A silver lining?

This summer a seemingly never-ending wave of default news swept through the capital markets. Private equity backed transactions and their sponsors didn't escape unscathed, but are the prospects for what's ahead really that dim?

Recent statistics don't make great reading. Standard & Poor's market figures to the end of September reflect a peak in rolling 12-month EU speculative grade default rates at 12.68 per cent. As for wider measures, the rating agency also reported recently that the number of issuers currently facing relegation to the dreaded CCC category (the lowest level absent actual default, and a sure-fire sign of significant difficulties facing the issuer) had increased over the past year and that the number of issuers rated B- (the level closest to the CCC category) now constituted 3.4 per cent of the rated universe of credits ?more than those rated AAA account for. And if that wasn't enough, there was an article in the Financial Times recently asserting that the global value of bond defaults for the year to date had surpassed $140bn, beating last year's sad record of $135bn.

New issue markets too have been fickle in terms of what they considered acceptable risk, with many European capital markets professionals ending up with egg on their faces. Although some transactions have been completed successfully over the past two quarters, recent private equity backed deals have made a largely negative impact. Jefferson Smurfit, the supposed bellwether financing, couldn't raise even half of its Euro bond deal and then performed comparatively poorly in secondary trading. Brake Brothers was forced ultimately to pull its deal entirely. And, in an unprecedented demonstration of exactly how not to market an issue in a difficult market, Gerresheimer was pulled not just once, but twice after the lead managers, Goldman Sachs and JP Morgan, appeared to send mixed messages to their accounts, thus almost certainly sentencing it to permanent deal oblivion.

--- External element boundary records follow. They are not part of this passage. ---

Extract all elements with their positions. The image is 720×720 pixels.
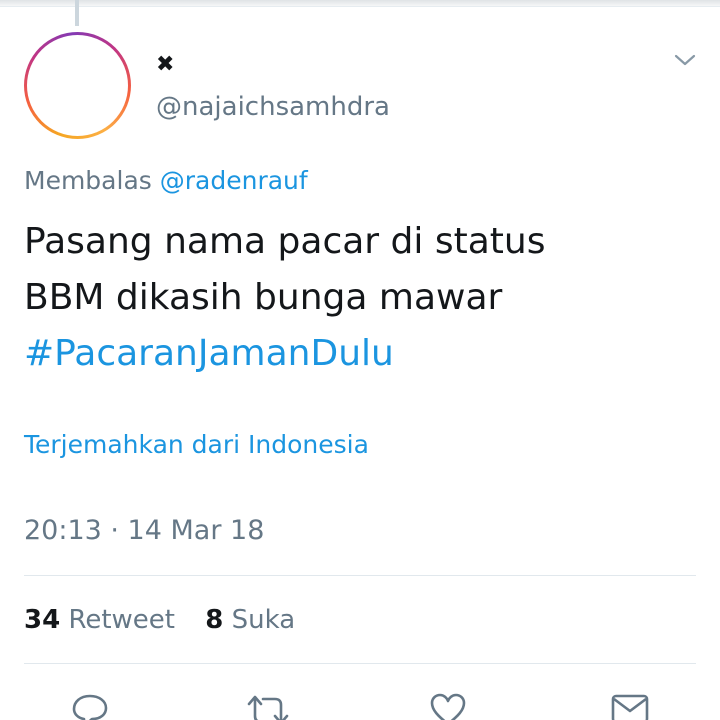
tweet-actions-bar — [0, 690, 720, 720]
tweet-text-line-1: Pasang nama pacar di status — [24, 221, 546, 262]
reply-context: Membalas @radenrauf — [24, 166, 308, 196]
tweet-timestamp: 20:13 · 14 Mar 18 — [24, 515, 265, 546]
divider — [24, 575, 696, 576]
thread-connector-line — [75, 0, 79, 26]
reply-prefix: Membalas — [24, 166, 152, 195]
tweet-stats: 34 Retweet 8 Suka — [24, 604, 317, 636]
display-name[interactable]: ✖ — [156, 52, 174, 78]
tweet-text-line-2: BBM dikasih bunga mawar — [24, 277, 503, 318]
avatar[interactable] — [24, 32, 131, 139]
reply-icon[interactable] — [70, 690, 110, 720]
top-edge-bar — [0, 0, 720, 7]
tweet-detail-screen: ✖ @najaichsamhdra Membalas @radenrauf Pa… — [0, 0, 720, 720]
divider — [24, 663, 696, 664]
reply-mention-link[interactable]: @radenrauf — [160, 166, 308, 195]
retweet-count: 34 — [24, 605, 61, 635]
retweet-label: Retweet — [68, 605, 175, 635]
retweet-stat[interactable]: 34 Retweet — [24, 604, 175, 636]
hashtag-link[interactable]: #PacaranJamanDulu — [24, 326, 684, 382]
tweet-text: Pasang nama pacar di status BBM dikasih … — [24, 214, 684, 382]
user-handle[interactable]: @najaichsamhdra — [156, 92, 390, 122]
translate-link[interactable]: Terjemahkan dari Indonesia — [24, 430, 369, 460]
like-label: Suka — [231, 605, 296, 635]
chevron-down-icon[interactable] — [674, 52, 696, 68]
retweet-icon[interactable] — [245, 690, 289, 720]
heart-icon[interactable] — [428, 690, 468, 720]
avatar-image — [27, 35, 128, 136]
like-count: 8 — [205, 605, 224, 635]
like-stat[interactable]: 8 Suka — [205, 604, 295, 636]
envelope-icon[interactable] — [610, 690, 650, 720]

So, if even the dealers can't call the market, surely those in search of capital, the deal sponsors, don't stand much of a chance to get it right either. Or do they? As is often the case, things may not be quite as bad as they seem.

For behind the default rate headlines lies in fact a more optimistic picture. Default rates in the US, according to S&P's figures, seem to have peaked and have now been consistently in decline since April. Europe usually lags, and if it follows the same pattern this time around, European default rates here can reasonably be expected to be on the decline by early next year. Encouraging noise has also come from Moody's recently, which said that their ratio of ratings downgrades to upgrades, viewed as an important indicator of credit trends, had fallen between the second and third quarters for both the US and Europe.

Furthermore, much of the really bad news is confined to the media sector, where private equity plays a less significant role. In fact, of the major defaults of publicly rated issuers in Europe so far this year, only Equitable Life, which is a rather different story anyway, and IFCO Systems, a listed company, though controlled by German family shareholders, were non-media credits.

Fitch, in its recent review of leveraged finance activity for the first half of 2002, reported that of 234 ratings issued over the past three years (the majority of which were in relation to leveraged loans destined for CDO portfolios), eleven suffered ?some kind of distress situation? and only two loans suffered an actual payment default, one of which was believed to have resulted in a 100 per cent recovery to lenders.

Certainly, since the end of the summer, the LBO loan market has been in overdrive following the launch of the two biggest European transactions ever, for Legrand and Jefferson Smurfit respectively (though at the time of going to press, the former deal was threatened by a reversal of the competition authority's decision which prompted it in the first place). And then there is the ever more ebullient mezzanine houses apparently ready to step in for the hapless high yield market. Granted, the renewed uncertainty hanging over the US economy and the prospect of war in the Middle East certainly put a dampener on investment prospects. But should there really be no grounds for optimism? Private equity professionals often tend to be at their best in adverse market conditions. Their job is to find opportunity amongst all the peripheral noise, and with such a lot of noise at the moment, who says that there isn't plenty of opportunity?